Updated for Xcode 15
Final classes are ones that cannot be inherited from, which means it’s not possible for users of your code to add functionality or change what they have. This is not the default: you must opt in to this behavior by adding the final
keyword to your class.
Remember, anyone who subclasses your class can override your properties and perhaps also your methods, which offers them incredible power. If you do something they don’t like, bam – they can just replace that. They might still call your original method as well as their replacement, but they might not.
This can be problematic: perhaps your class does something really important that mustn’t be replaced, or perhaps you have clients on a support contract and you don’t want them breaking the way your code works.
Much of Apple’s own code was written before Swift came along, in an earlier language called Objective-C. Objective-C didn’t have great support for final
classes, so Apple usually resorted to large warnings on their site.

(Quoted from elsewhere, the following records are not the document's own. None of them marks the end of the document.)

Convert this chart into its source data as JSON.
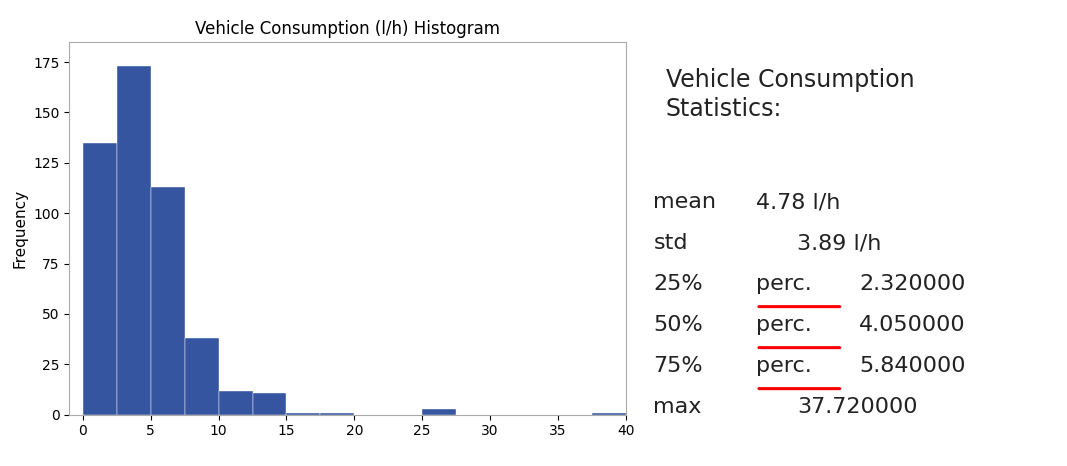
{
  "title": "Vehicle Consumption (l/h) Histogram",
  "ylabel": "Frequency",
  "bar_color": "#3555a0",
  "bar_edges": [
    0,
    2.5,
    5,
    7.5,
    10,
    12.5,
    15,
    17.5,
    20,
    22.5,
    25,
    27.5,
    30,
    32.5,
    35,
    37.5,
    40
  ],
  "bar_heights": [
    135,
    173,
    113,
    38,
    12,
    11,
    1,
    1,
    0,
    0,
    3,
    0,
    0,
    0,
    0,
    1
  ],
  "stats_title": "Vehicle Consumption\nStatistics:",
  "stats": [
    {
      "label": "mean",
      "value": "4.78 l/h",
      "underline_word": null
    },
    {
      "label": "std",
      "value": "3.89 l/h",
      "underline_word": null
    },
    {
      "label": "25%",
      "perc": "perc.",
      "value": "2.320000",
      "underline_word": "perc."
    },
    {
      "label": "50%",
      "perc": "perc.",
      "value": "4.050000",
      "underline_word": "perc."
    },
    {
      "label": "75%",
      "perc": "perc.",
      "value": "5.840000",
      "underline_word": "perc."
    },
    {
      "label": "max",
      "value": "37.720000",
      "underline_word": null
    }
  ],
  "xlim": [
    -1,
    40
  ],
  "ylim": [
    0,
    185
  ],
  "plot_bg": "#ffffff",
  "fig_bg": "#ffffff",
  "title_fontsize": 12,
  "stats_title_fontsize": 17,
  "stats_fontsize": 16
}
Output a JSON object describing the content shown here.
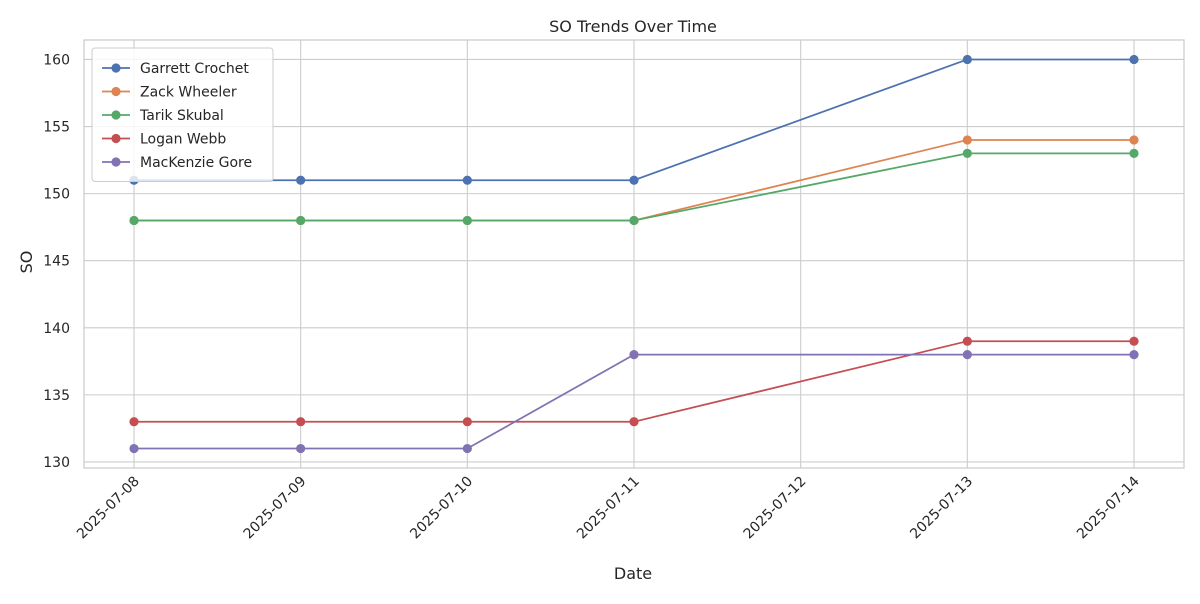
{
  "chart_data": {
    "type": "line",
    "title": "SO Trends Over Time",
    "xlabel": "Date",
    "ylabel": "SO",
    "x": [
      "2025-07-08",
      "2025-07-09",
      "2025-07-10",
      "2025-07-11",
      "2025-07-13",
      "2025-07-14"
    ],
    "x_ticks": [
      "2025-07-08",
      "2025-07-09",
      "2025-07-10",
      "2025-07-11",
      "2025-07-12",
      "2025-07-13",
      "2025-07-14"
    ],
    "x_range": [
      "2025-07-08",
      "2025-07-14"
    ],
    "y_ticks": [
      130,
      135,
      140,
      145,
      150,
      155,
      160
    ],
    "ylim": [
      129.55,
      161.45
    ],
    "grid": true,
    "legend_position": "top-left",
    "marker": "circle",
    "series": [
      {
        "name": "Garrett Crochet",
        "color": "#4c72b0",
        "values": [
          151,
          151,
          151,
          151,
          160,
          160
        ]
      },
      {
        "name": "Zack Wheeler",
        "color": "#dd8452",
        "values": [
          148,
          148,
          148,
          148,
          154,
          154
        ]
      },
      {
        "name": "Tarik Skubal",
        "color": "#55a868",
        "values": [
          148,
          148,
          148,
          148,
          153,
          153
        ]
      },
      {
        "name": "Logan Webb",
        "color": "#c44e52",
        "values": [
          133,
          133,
          133,
          133,
          139,
          139
        ]
      },
      {
        "name": "MacKenzie Gore",
        "color": "#8172b3",
        "values": [
          131,
          131,
          131,
          138,
          138,
          138
        ]
      }
    ]
  }
}
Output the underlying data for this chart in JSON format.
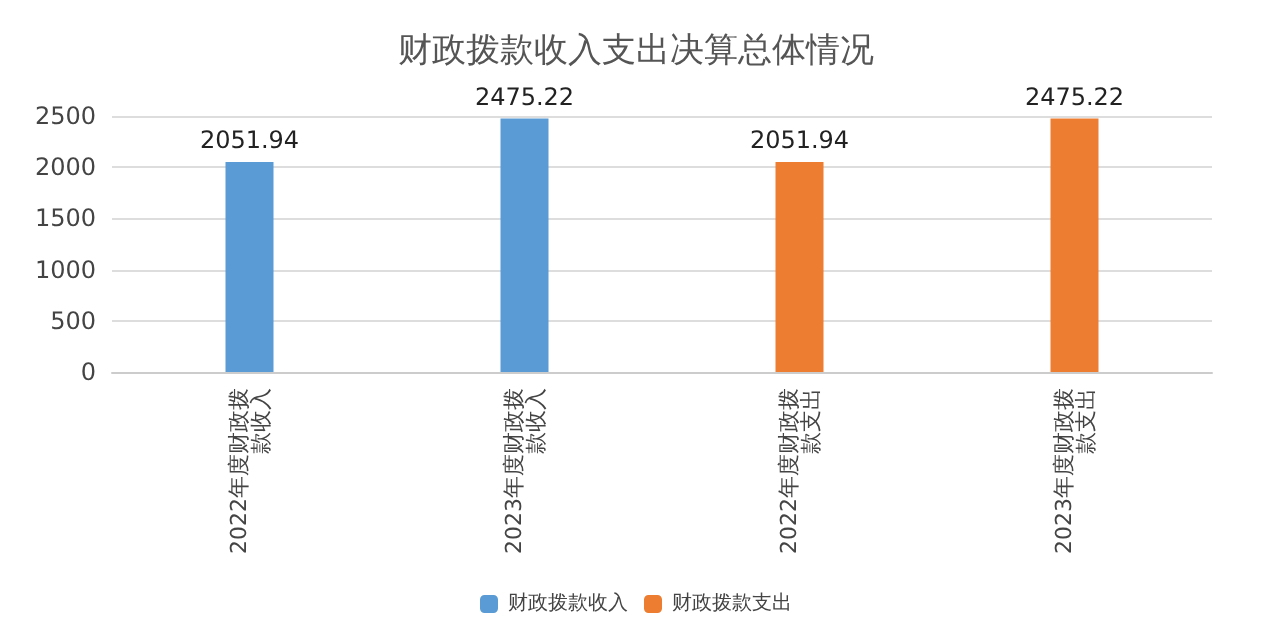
{
  "chart_data": {
    "type": "bar",
    "title": "财政拨款收入支出决算总体情况",
    "categories": [
      "2022年度财政拨款收入",
      "2023年度财政拨款收入",
      "2022年度财政拨款支出",
      "2023年度财政拨款支出"
    ],
    "series": [
      {
        "name": "财政拨款收入",
        "color": "#5b9bd5",
        "values": [
          2051.94,
          2475.22,
          null,
          null
        ]
      },
      {
        "name": "财政拨款支出",
        "color": "#ed7d31",
        "values": [
          null,
          null,
          2051.94,
          2475.22
        ]
      }
    ],
    "ylim": [
      0,
      2500
    ],
    "yticks": [
      0,
      500,
      1000,
      1500,
      2000,
      2500
    ],
    "grid": "y",
    "legend": "bottom",
    "data_labels": true
  }
}
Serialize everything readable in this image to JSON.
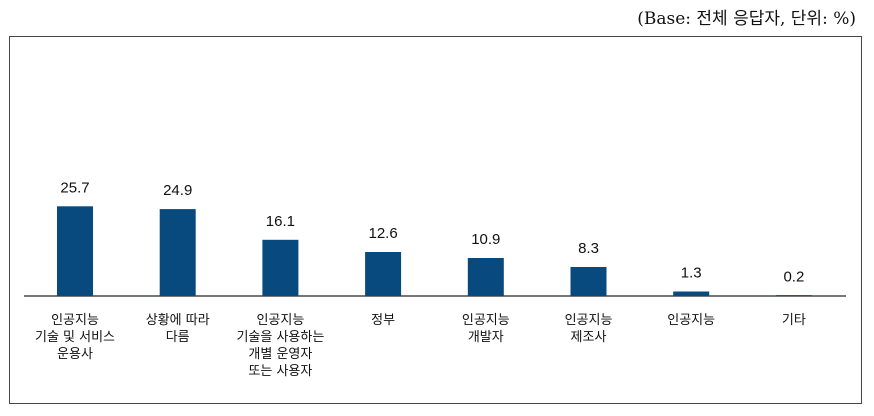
{
  "note": "(Base: 전체 응답자, 단위: %)",
  "chart_data": {
    "type": "bar",
    "title": "",
    "xlabel": "",
    "ylabel": "",
    "unit": "%",
    "ylim": [
      0,
      30
    ],
    "grid": false,
    "bar_color": "#084a7d",
    "categories": [
      "인공지능\n기술 및 서비스\n운용사",
      "상황에 따라\n다름",
      "인공지능\n기술을 사용하는\n개별 운영자\n또는 사용자",
      "정부",
      "인공지능\n개발자",
      "인공지능\n제조사",
      "인공지능",
      "기타"
    ],
    "values": [
      25.7,
      24.9,
      16.1,
      12.6,
      10.9,
      8.3,
      1.3,
      0.2
    ],
    "labels": [
      "25.7",
      "24.9",
      "16.1",
      "12.6",
      "10.9",
      "8.3",
      "1.3",
      "0.2"
    ]
  }
}
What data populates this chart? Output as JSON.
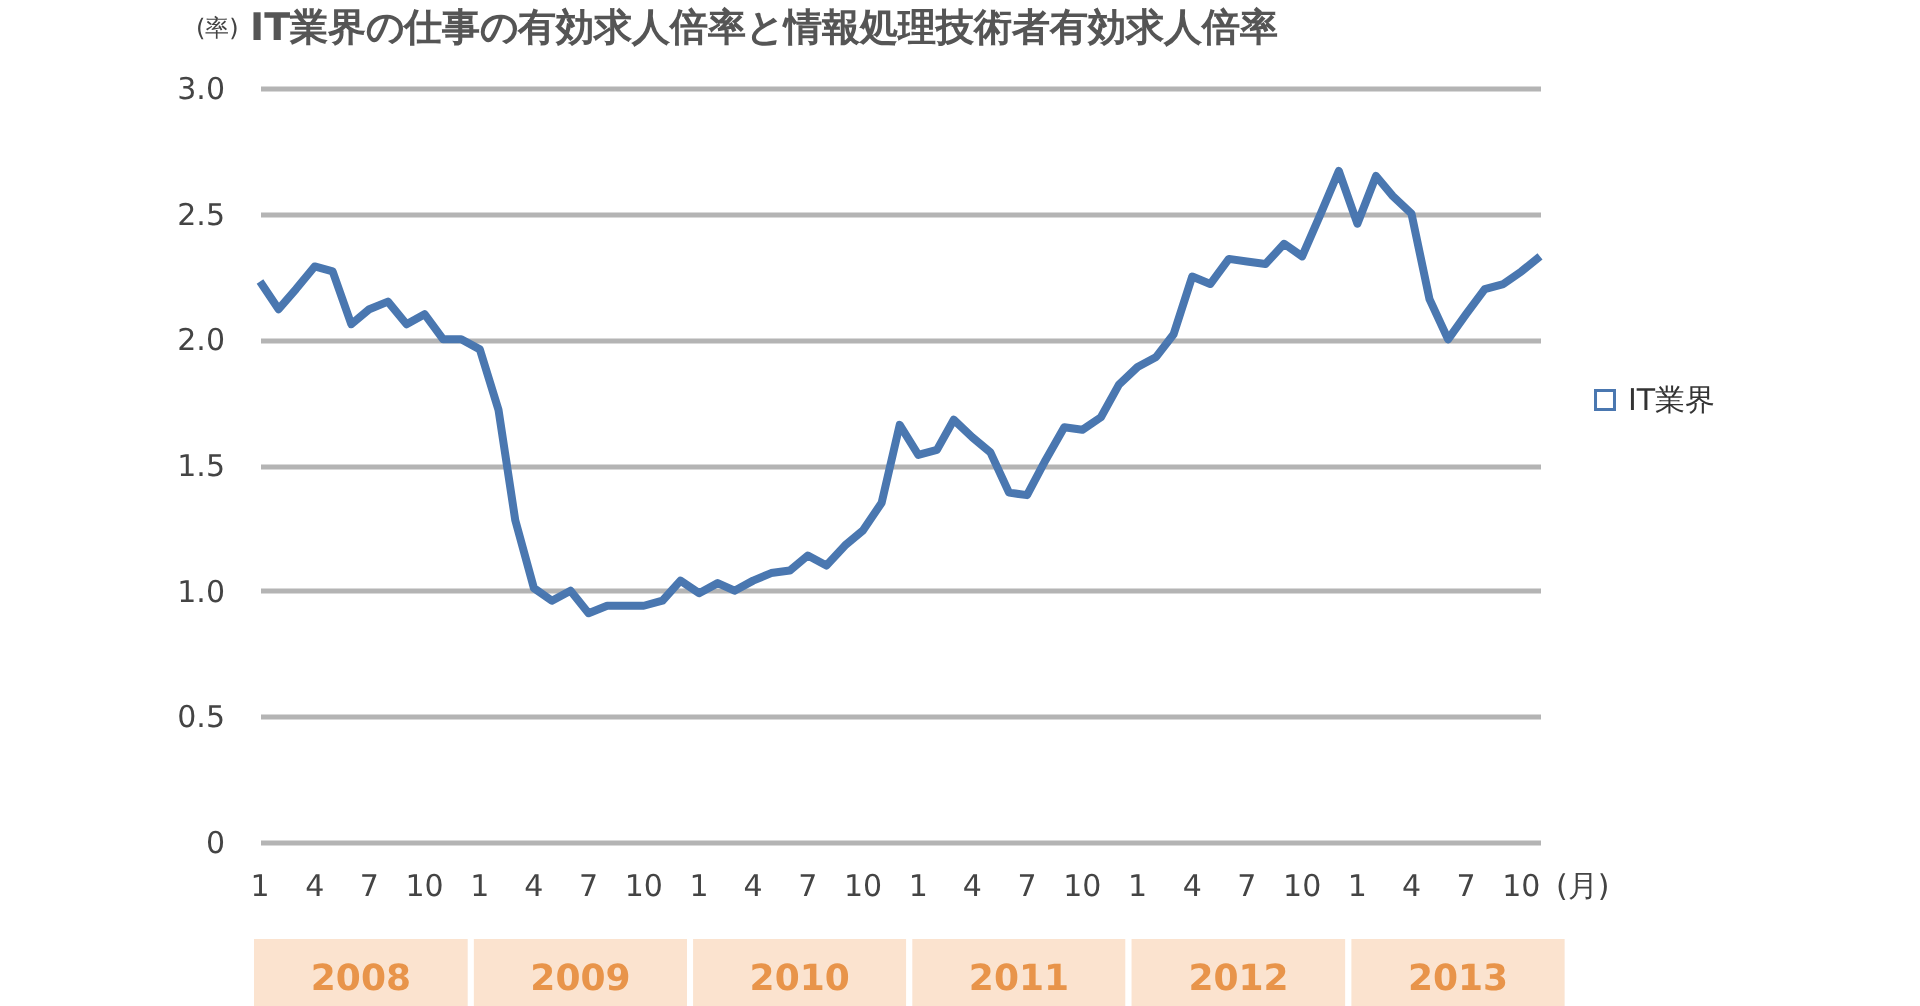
{
  "chart_data": {
    "type": "line",
    "title": "IT業界の仕事の有効求人倍率と情報処理技術者有効求人倍率",
    "ylabel": "(率)",
    "xlabel": "(月)",
    "x": [
      "2008-01",
      "2008-02",
      "2008-03",
      "2008-04",
      "2008-05",
      "2008-06",
      "2008-07",
      "2008-08",
      "2008-09",
      "2008-10",
      "2008-11",
      "2008-12",
      "2009-01",
      "2009-02",
      "2009-03",
      "2009-04",
      "2009-05",
      "2009-06",
      "2009-07",
      "2009-08",
      "2009-09",
      "2009-10",
      "2009-11",
      "2009-12",
      "2010-01",
      "2010-02",
      "2010-03",
      "2010-04",
      "2010-05",
      "2010-06",
      "2010-07",
      "2010-08",
      "2010-09",
      "2010-10",
      "2010-11",
      "2010-12",
      "2011-01",
      "2011-02",
      "2011-03",
      "2011-04",
      "2011-05",
      "2011-06",
      "2011-07",
      "2011-08",
      "2011-09",
      "2011-10",
      "2011-11",
      "2011-12",
      "2012-01",
      "2012-02",
      "2012-03",
      "2012-04",
      "2012-05",
      "2012-06",
      "2012-07",
      "2012-08",
      "2012-09",
      "2012-10",
      "2012-11",
      "2012-12",
      "2013-01",
      "2013-02",
      "2013-03",
      "2013-04",
      "2013-05",
      "2013-06",
      "2013-07",
      "2013-08",
      "2013-09",
      "2013-10",
      "2013-11"
    ],
    "series": [
      {
        "name": "IT業界",
        "color": "#4a77b0",
        "values": [
          2.23,
          2.12,
          2.2,
          2.29,
          2.27,
          2.06,
          2.12,
          2.15,
          2.06,
          2.1,
          2.0,
          2.0,
          1.96,
          1.72,
          1.28,
          1.01,
          0.96,
          1.0,
          0.91,
          0.94,
          0.94,
          0.94,
          0.96,
          1.04,
          0.99,
          1.03,
          1.0,
          1.04,
          1.07,
          1.08,
          1.14,
          1.1,
          1.18,
          1.24,
          1.35,
          1.66,
          1.54,
          1.56,
          1.68,
          1.61,
          1.55,
          1.39,
          1.38,
          1.52,
          1.65,
          1.64,
          1.69,
          1.82,
          1.89,
          1.93,
          2.02,
          2.25,
          2.22,
          2.32,
          2.31,
          2.3,
          2.38,
          2.33,
          2.5,
          2.67,
          2.46,
          2.65,
          2.57,
          2.5,
          2.16,
          2.0,
          2.1,
          2.2,
          2.22,
          2.27,
          2.33
        ]
      }
    ],
    "xlim": [
      "2008-01",
      "2013-11"
    ],
    "xticks": [
      {
        "value": "2008-01",
        "label": "1"
      },
      {
        "value": "2008-04",
        "label": "4"
      },
      {
        "value": "2008-07",
        "label": "7"
      },
      {
        "value": "2008-10",
        "label": "10"
      },
      {
        "value": "2009-01",
        "label": "1"
      },
      {
        "value": "2009-04",
        "label": "4"
      },
      {
        "value": "2009-07",
        "label": "7"
      },
      {
        "value": "2009-10",
        "label": "10"
      },
      {
        "value": "2010-01",
        "label": "1"
      },
      {
        "value": "2010-04",
        "label": "4"
      },
      {
        "value": "2010-07",
        "label": "7"
      },
      {
        "value": "2010-10",
        "label": "10"
      },
      {
        "value": "2011-01",
        "label": "1"
      },
      {
        "value": "2011-04",
        "label": "4"
      },
      {
        "value": "2011-07",
        "label": "7"
      },
      {
        "value": "2011-10",
        "label": "10"
      },
      {
        "value": "2012-01",
        "label": "1"
      },
      {
        "value": "2012-04",
        "label": "4"
      },
      {
        "value": "2012-07",
        "label": "7"
      },
      {
        "value": "2012-10",
        "label": "10"
      },
      {
        "value": "2013-01",
        "label": "1"
      },
      {
        "value": "2013-04",
        "label": "4"
      },
      {
        "value": "2013-07",
        "label": "7"
      },
      {
        "value": "2013-10",
        "label": "10"
      }
    ],
    "ylim": [
      0,
      3.0
    ],
    "yticks": [
      {
        "value": 0,
        "label": "0"
      },
      {
        "value": 0.5,
        "label": "0.5"
      },
      {
        "value": 1.0,
        "label": "1.0"
      },
      {
        "value": 1.5,
        "label": "1.5"
      },
      {
        "value": 2.0,
        "label": "2.0"
      },
      {
        "value": 2.5,
        "label": "2.5"
      },
      {
        "value": 3.0,
        "label": "3.0"
      }
    ],
    "grid": "y",
    "legend": "right",
    "marker": "none",
    "line_style": "solid",
    "annotations": [
      "2008",
      "2009",
      "2010",
      "2011",
      "2012",
      "2013"
    ]
  }
}
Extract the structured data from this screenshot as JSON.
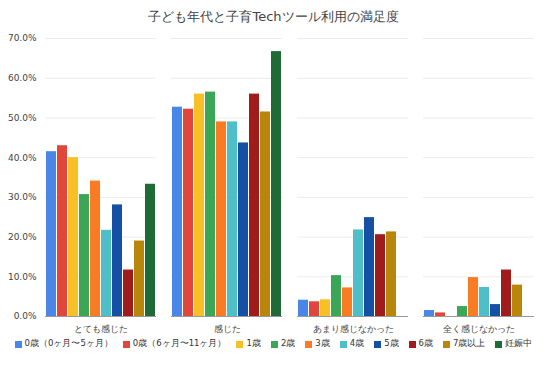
{
  "chart_data": {
    "type": "bar",
    "title": "子ども年代と子育Techツール利用の満足度",
    "categories": [
      "とても感じた",
      "感じた",
      "あまり感じなかった",
      "全く感じなかった"
    ],
    "series": [
      {
        "name": "0歳（0ヶ月〜5ヶ月）",
        "color": "#4a86e8",
        "values": [
          41.5,
          52.7,
          4.1,
          1.5
        ]
      },
      {
        "name": "0歳（6ヶ月〜11ヶ月）",
        "color": "#e0463c",
        "values": [
          43.0,
          52.2,
          3.7,
          0.9
        ]
      },
      {
        "name": "1歳",
        "color": "#f6c026",
        "values": [
          40.0,
          56.0,
          4.2,
          0
        ]
      },
      {
        "name": "2歳",
        "color": "#3aa757",
        "values": [
          30.7,
          56.5,
          10.3,
          2.5
        ]
      },
      {
        "name": "3歳",
        "color": "#f97c25",
        "values": [
          34.1,
          49.0,
          7.2,
          9.8
        ]
      },
      {
        "name": "4歳",
        "color": "#4ebfc8",
        "values": [
          21.7,
          49.0,
          21.8,
          7.3
        ]
      },
      {
        "name": "5歳",
        "color": "#1550a4",
        "values": [
          28.1,
          43.7,
          24.9,
          3.0
        ]
      },
      {
        "name": "6歳",
        "color": "#a01c1c",
        "values": [
          11.7,
          56.0,
          20.6,
          11.7
        ]
      },
      {
        "name": "7歳以上",
        "color": "#b8860b",
        "values": [
          19.0,
          51.5,
          21.3,
          7.9
        ]
      },
      {
        "name": "妊娠中",
        "color": "#1e6b35",
        "values": [
          33.3,
          66.7,
          0,
          0
        ]
      }
    ],
    "ylim": [
      0,
      70
    ],
    "yticks": [
      {
        "value": 0,
        "label": "0.0%"
      },
      {
        "value": 10,
        "label": "10.0%"
      },
      {
        "value": 20,
        "label": "20.0%"
      },
      {
        "value": 30,
        "label": "30.0%"
      },
      {
        "value": 40,
        "label": "40.0%"
      },
      {
        "value": 50,
        "label": "50.0%"
      },
      {
        "value": 60,
        "label": "60.0%"
      },
      {
        "value": 70,
        "label": "70.0%"
      }
    ],
    "grid": true
  }
}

For example, there’s a very important class called AVPlayerViewController
that is designed to play movies, and its documentation page has a large yellow warning saying: “Subclassing AVPlayerViewController and overriding its methods isn’t supported, and results in undefined behavior.” We don’t know why, only that we shouldn’t do it. There’s another class called Timer
that handles timed events like an alarm, and there the warning is even simpler: “Do not subclass Timer”.
In Swift it used to be the case that final classes were more performant than non-final classes, because we were providing a little bit more information about how our code would run and Swift would use that to make some optimizations.
That hasn’t been true for a while, but even today I think many people instinctively declare their classes as final to mean “you shouldn’t subclass from this unless I specifically allow it.” I certainly do this a lot, because it’s another way I can help folks understand how my code works.